Self-care Tips for Continually Dry Cycles

From our quarterly Live and Love Naturally newsletter, NFP Instructor, Colleen Fuller talks about Self-Care Tips for Dry Cycles.

Some women struggle with continually dry tissue or mucus patterns or only a few days of mucus. If this applies to you then there are some things you can do to help improve your tissue/mucus pattern. Dryness can be due to many factors. Assessing which might apply is helpful. Cervical dryness can be due to dehydration, recent changes in medication, like anti-histamines (for allergies), hormonal imbalance, poor circulation and other certain health conditions.

A person’s level of thirst can vary. However, everyone needs around a certain amount of water each day to flush toxins out and to supply certain parts of the body with the water it needs. After all, we are mostly water. Cervical mucus is around 90% water. Electrolytes sometimes are needed to absorb the water that is consumed. If we get too dehydrated, like after hard exercise, then even if you consume water, you might struggle with getting it into the cells that need it. Examples of the main electrolytes needed are sodium, potassium and magnesium. Electrolytes are found in coconut water, fruit juices, sports drinks, milk, and rehydration formulas. The rough amount of water someone needs is around half your body weight in ounces. So if you weigh 200 pounds then you need to drink 100 ounces of water a day. Signs of dehydration include: thirst, dry mouth, fatigue, dizziness, and headaches.

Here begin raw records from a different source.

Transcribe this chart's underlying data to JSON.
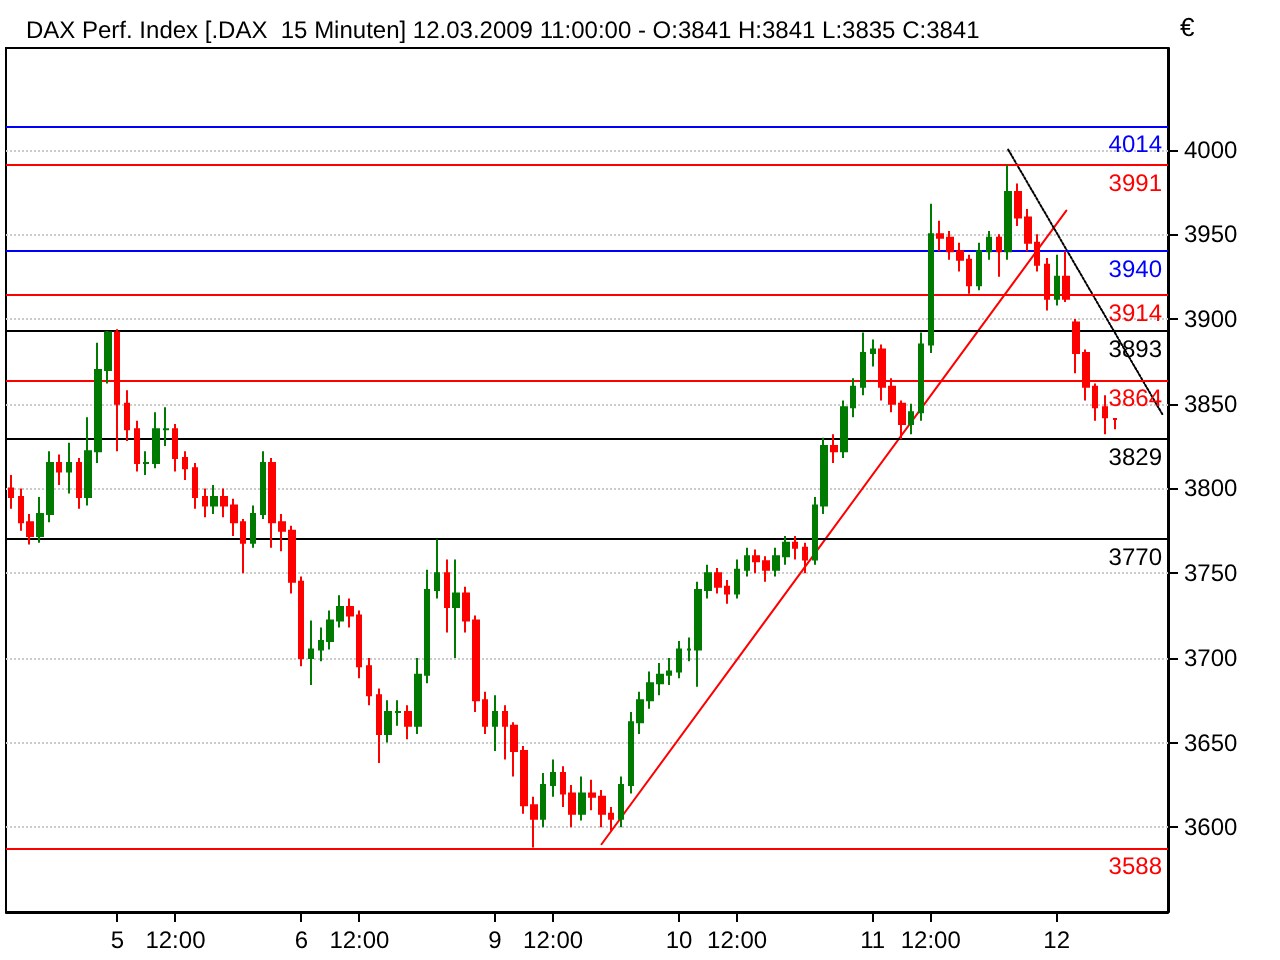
{
  "chart_data": {
    "type": "candlestick",
    "title": "DAX Perf. Index [.DAX  15 Minuten] 12.03.2009 11:00:00 - O:3841 H:3841 L:3835 C:3841",
    "ylabel": "€",
    "categories": [
      null,
      null,
      null,
      null,
      null,
      null,
      null,
      null,
      null,
      null,
      null,
      "5",
      null,
      null,
      null,
      null,
      null,
      "12:00",
      null,
      null,
      null,
      null,
      null,
      null,
      null,
      null,
      null,
      null,
      null,
      null,
      "6",
      null,
      null,
      null,
      null,
      null,
      "12:00",
      null,
      null,
      null,
      null,
      null,
      null,
      null,
      null,
      null,
      null,
      null,
      null,
      null,
      "9",
      null,
      null,
      null,
      null,
      null,
      "12:00",
      null,
      null,
      null,
      null,
      null,
      null,
      null,
      null,
      null,
      null,
      null,
      null,
      "10",
      null,
      null,
      null,
      null,
      null,
      "12:00",
      null,
      null,
      null,
      null,
      null,
      null,
      null,
      null,
      null,
      null,
      null,
      null,
      null,
      "11",
      null,
      null,
      null,
      null,
      null,
      "12:00",
      null,
      null,
      null,
      null,
      null,
      null,
      null,
      null,
      null,
      null,
      null,
      null,
      "12",
      null,
      null,
      null,
      null,
      null,
      null,
      null,
      null,
      null,
      null,
      null
    ],
    "ohlc": [
      [
        3800,
        3808,
        3788,
        3795
      ],
      [
        3795,
        3800,
        3775,
        3780
      ],
      [
        3780,
        3785,
        3767,
        3772
      ],
      [
        3772,
        3795,
        3768,
        3785
      ],
      [
        3785,
        3822,
        3780,
        3815
      ],
      [
        3815,
        3820,
        3802,
        3810
      ],
      [
        3810,
        3827,
        3797,
        3815
      ],
      [
        3815,
        3818,
        3788,
        3795
      ],
      [
        3795,
        3842,
        3790,
        3822
      ],
      [
        3822,
        3886,
        3815,
        3870
      ],
      [
        3870,
        3893,
        3862,
        3892
      ],
      [
        3892,
        3894,
        3822,
        3850
      ],
      [
        3850,
        3858,
        3828,
        3835
      ],
      [
        3835,
        3840,
        3810,
        3815
      ],
      [
        3815,
        3822,
        3808,
        3815
      ],
      [
        3815,
        3845,
        3812,
        3835
      ],
      [
        3835,
        3848,
        3825,
        3835
      ],
      [
        3835,
        3838,
        3810,
        3818
      ],
      [
        3818,
        3822,
        3805,
        3812
      ],
      [
        3812,
        3815,
        3788,
        3795
      ],
      [
        3795,
        3800,
        3783,
        3790
      ],
      [
        3790,
        3802,
        3785,
        3795
      ],
      [
        3795,
        3800,
        3783,
        3790
      ],
      [
        3790,
        3794,
        3772,
        3780
      ],
      [
        3780,
        3782,
        3750,
        3768
      ],
      [
        3768,
        3790,
        3765,
        3785
      ],
      [
        3785,
        3822,
        3782,
        3815
      ],
      [
        3815,
        3818,
        3765,
        3780
      ],
      [
        3780,
        3785,
        3763,
        3775
      ],
      [
        3775,
        3778,
        3738,
        3745
      ],
      [
        3745,
        3748,
        3695,
        3700
      ],
      [
        3700,
        3722,
        3684,
        3705
      ],
      [
        3705,
        3718,
        3698,
        3710
      ],
      [
        3710,
        3728,
        3705,
        3722
      ],
      [
        3722,
        3737,
        3718,
        3730
      ],
      [
        3730,
        3735,
        3718,
        3725
      ],
      [
        3725,
        3728,
        3688,
        3695
      ],
      [
        3695,
        3700,
        3672,
        3678
      ],
      [
        3678,
        3682,
        3638,
        3655
      ],
      [
        3655,
        3675,
        3650,
        3668
      ],
      [
        3668,
        3675,
        3660,
        3668
      ],
      [
        3668,
        3672,
        3652,
        3660
      ],
      [
        3660,
        3700,
        3655,
        3690
      ],
      [
        3690,
        3752,
        3685,
        3740
      ],
      [
        3740,
        3770,
        3735,
        3750
      ],
      [
        3750,
        3758,
        3715,
        3730
      ],
      [
        3730,
        3758,
        3700,
        3738
      ],
      [
        3738,
        3742,
        3715,
        3722
      ],
      [
        3722,
        3725,
        3668,
        3675
      ],
      [
        3675,
        3680,
        3655,
        3660
      ],
      [
        3660,
        3678,
        3645,
        3668
      ],
      [
        3668,
        3672,
        3640,
        3660
      ],
      [
        3660,
        3662,
        3630,
        3645
      ],
      [
        3645,
        3648,
        3608,
        3613
      ],
      [
        3613,
        3618,
        3588,
        3605
      ],
      [
        3605,
        3632,
        3600,
        3625
      ],
      [
        3625,
        3640,
        3618,
        3632
      ],
      [
        3632,
        3636,
        3612,
        3620
      ],
      [
        3620,
        3625,
        3600,
        3608
      ],
      [
        3608,
        3630,
        3604,
        3620
      ],
      [
        3620,
        3628,
        3610,
        3618
      ],
      [
        3618,
        3622,
        3600,
        3608
      ],
      [
        3608,
        3612,
        3598,
        3605
      ],
      [
        3605,
        3630,
        3600,
        3625
      ],
      [
        3625,
        3668,
        3620,
        3662
      ],
      [
        3662,
        3680,
        3655,
        3675
      ],
      [
        3675,
        3692,
        3670,
        3685
      ],
      [
        3685,
        3697,
        3678,
        3690
      ],
      [
        3690,
        3700,
        3684,
        3692
      ],
      [
        3692,
        3710,
        3688,
        3705
      ],
      [
        3705,
        3712,
        3698,
        3705
      ],
      [
        3705,
        3745,
        3683,
        3740
      ],
      [
        3740,
        3755,
        3735,
        3750
      ],
      [
        3750,
        3753,
        3738,
        3742
      ],
      [
        3742,
        3746,
        3732,
        3738
      ],
      [
        3738,
        3758,
        3735,
        3752
      ],
      [
        3752,
        3765,
        3748,
        3760
      ],
      [
        3760,
        3764,
        3750,
        3757
      ],
      [
        3757,
        3760,
        3745,
        3752
      ],
      [
        3752,
        3765,
        3748,
        3760
      ],
      [
        3760,
        3772,
        3755,
        3768
      ],
      [
        3768,
        3772,
        3758,
        3765
      ],
      [
        3765,
        3768,
        3750,
        3758
      ],
      [
        3758,
        3795,
        3755,
        3790
      ],
      [
        3790,
        3830,
        3785,
        3825
      ],
      [
        3825,
        3832,
        3815,
        3822
      ],
      [
        3822,
        3852,
        3818,
        3848
      ],
      [
        3848,
        3865,
        3842,
        3860
      ],
      [
        3860,
        3892,
        3855,
        3880
      ],
      [
        3880,
        3888,
        3872,
        3882
      ],
      [
        3882,
        3885,
        3852,
        3860
      ],
      [
        3860,
        3865,
        3845,
        3850
      ],
      [
        3850,
        3852,
        3829,
        3838
      ],
      [
        3838,
        3850,
        3832,
        3845
      ],
      [
        3845,
        3892,
        3840,
        3885
      ],
      [
        3885,
        3968,
        3880,
        3950
      ],
      [
        3950,
        3958,
        3940,
        3948
      ],
      [
        3948,
        3952,
        3935,
        3940
      ],
      [
        3940,
        3945,
        3928,
        3935
      ],
      [
        3935,
        3938,
        3915,
        3920
      ],
      [
        3920,
        3945,
        3917,
        3940
      ],
      [
        3940,
        3952,
        3935,
        3948
      ],
      [
        3948,
        3950,
        3925,
        3940
      ],
      [
        3940,
        3991,
        3935,
        3975
      ],
      [
        3975,
        3980,
        3955,
        3960
      ],
      [
        3960,
        3965,
        3940,
        3945
      ],
      [
        3945,
        3950,
        3928,
        3932
      ],
      [
        3932,
        3936,
        3905,
        3912
      ],
      [
        3912,
        3938,
        3908,
        3925
      ],
      [
        3925,
        3940,
        3910,
        3912
      ],
      [
        3898,
        3900,
        3868,
        3880
      ],
      [
        3880,
        3882,
        3852,
        3860
      ],
      [
        3860,
        3862,
        3840,
        3848
      ],
      [
        3848,
        3855,
        3832,
        3842
      ],
      [
        3841,
        3841,
        3835,
        3841
      ],
      null,
      null,
      null,
      null,
      null
    ],
    "series": [
      {
        "type": "line",
        "color": "#ff0000",
        "line_style": "solid",
        "values": [
          null,
          null,
          null,
          null,
          null,
          null,
          null,
          null,
          null,
          null,
          null,
          null,
          null,
          null,
          null,
          null,
          null,
          null,
          null,
          null,
          null,
          null,
          null,
          null,
          null,
          null,
          null,
          null,
          null,
          null,
          null,
          null,
          null,
          null,
          null,
          null,
          null,
          null,
          null,
          null,
          null,
          null,
          null,
          null,
          null,
          null,
          null,
          null,
          null,
          null,
          null,
          null,
          null,
          null,
          null,
          null,
          null,
          null,
          null,
          null,
          null,
          3590,
          null,
          null,
          null,
          null,
          null,
          null,
          null,
          null,
          null,
          null,
          null,
          null,
          null,
          null,
          null,
          null,
          null,
          null,
          null,
          null,
          null,
          null,
          null,
          null,
          null,
          null,
          null,
          null,
          null,
          null,
          null,
          null,
          null,
          null,
          null,
          null,
          null,
          null,
          null,
          null,
          null,
          null,
          null,
          null,
          null,
          null,
          null,
          3964,
          null,
          null,
          null,
          null,
          null,
          null,
          null,
          null,
          null,
          null
        ]
      },
      {
        "type": "line",
        "color": "#000000",
        "line_style": "dotted",
        "values": [
          null,
          null,
          null,
          null,
          null,
          null,
          null,
          null,
          null,
          null,
          null,
          null,
          null,
          null,
          null,
          null,
          null,
          null,
          null,
          null,
          null,
          null,
          null,
          null,
          null,
          null,
          null,
          null,
          null,
          null,
          null,
          null,
          null,
          null,
          null,
          null,
          null,
          null,
          null,
          null,
          null,
          null,
          null,
          null,
          null,
          null,
          null,
          null,
          null,
          null,
          null,
          null,
          null,
          null,
          null,
          null,
          null,
          null,
          null,
          null,
          null,
          null,
          null,
          null,
          null,
          null,
          null,
          null,
          null,
          null,
          null,
          null,
          null,
          null,
          null,
          null,
          null,
          null,
          null,
          null,
          null,
          null,
          null,
          null,
          null,
          null,
          null,
          null,
          null,
          null,
          null,
          null,
          null,
          null,
          null,
          null,
          null,
          null,
          null,
          null,
          null,
          null,
          null,
          4000,
          null,
          null,
          null,
          null,
          null,
          null,
          null,
          null,
          null,
          null,
          null,
          null,
          null,
          null,
          null,
          3843
        ]
      }
    ],
    "ref_lines": [
      {
        "axis": "y",
        "value": 4014,
        "label": "4014",
        "color": "#0000ff"
      },
      {
        "axis": "y",
        "value": 3991,
        "label": "3991",
        "color": "#ff0000"
      },
      {
        "axis": "y",
        "value": 3940,
        "label": "3940",
        "color": "#0000ff"
      },
      {
        "axis": "y",
        "value": 3914,
        "label": "3914",
        "color": "#ff0000"
      },
      {
        "axis": "y",
        "value": 3893,
        "label": "3893",
        "color": "#000000"
      },
      {
        "axis": "y",
        "value": 3864,
        "label": "3864",
        "color": "#ff0000"
      },
      {
        "axis": "y",
        "value": 3829,
        "label": "3829",
        "color": "#000000"
      },
      {
        "axis": "y",
        "value": 3770,
        "label": "3770",
        "color": "#000000"
      },
      {
        "axis": "y",
        "value": 3588,
        "label": "3588",
        "color": "#ff0000"
      }
    ],
    "ylim": [
      3550,
      4060
    ],
    "yticks": [
      3600,
      3650,
      3700,
      3750,
      3800,
      3850,
      3900,
      3950,
      4000
    ],
    "grid": "y",
    "marker": "none"
  }
}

Medications can affect cervical mucus. Common ones include anti-histamines like those for allergies, certain antibiotics (which are usually used short-term), some anti-seizure or anti-anxiety medications, clomiphene, tamoxifen (used for cancer treatments), along with many others. It’s important to notice if you begin a new medication and then the next cycle, you notice a decrease in your cervical mucus, to either speak with your doctor about other medications that might work but do not decrease mucus production. There are some things to take to improve mucus production, like vitamin C, guaifenesin, N-Acetyl Cysteine (NAC for short), which help thin or increase the production of mucus if medication cannot be changed. However, checking with your pharmacist or prescribing doctor is important as there are nutrient drug interactions.

Hormonal imbalance, meaning either too low estrogen or progesterone, can decrease cervical mucus. Sometimes, other signs in a chart will help identify this, but not always. Finding out the root cause is important. Root causes can range from conditions such as a lack of nutrients needed in the diet to health conditions like Polycystic Ovary Syndrome (PCOS), which should be diagnosed by your Primary Care Provider. One self-care approach that can help is to include a seed and oil cycle. Fish oil, flax seed/oil or pumpkin seeds contain Omega 3 essential fatty acids(EFA’s).   Omega 3 EFA’s are needed in the first half of the cycle to help the formation of estrogen. Generally speaking, it’s good to have around 1 cap of fish oil (given no allergies), and 2 tablespoons of ground flax or pumpkin seeds a day from day 1 of menses to around day 14 (in a normal cycle range of around 25-34 days range). The seeds need to be ground up finely, like from a coffee grinder, otherwise, it’s hard for the body to get to the EFA’s. Seeds should be unroasted and unsalted, as heat changes the EFA’s. The second half of the cycle, should be either 1 cap of Evening Primrose oil or Borage oil and 2 tablespoons of ground sunflower or sesame seeds. These contain Omega 6 EFA’s that are needed to form Progesterone. If you have an underlying health conditions that affects your hormones, like PCOS, it’s important to address that.

Another issue that can decrease cervical mucus is poor circulation to the reproductive organs. Nitric Oxide helps increase or dilates blood vessels to the reproductive organs and increasing the production of cervical mucus. Foods to include in your diet to help increase your Nitric Oxide levels are: turkey, chicken, lamb, pork, salmon, nuts, ricotto cheese.

Other medical conditions can affect cervical mucus. It’s important to speak with your Primary Care Provider about any possible conditions you might have that could affect your cervical mucus.

This is not meant for medical advice. Its intent is solely informational and educational.

By Colleen Fuller N.D.                                                           


1) Marz, Russell N.D. 2002. Medical Nutrition. Omni-Press. Portland, Oregon.

2) Hudson, Tori N.D. 2008. Women’s Encyclopedia of Natural Medicine. McGraw-Hill. New York, New York.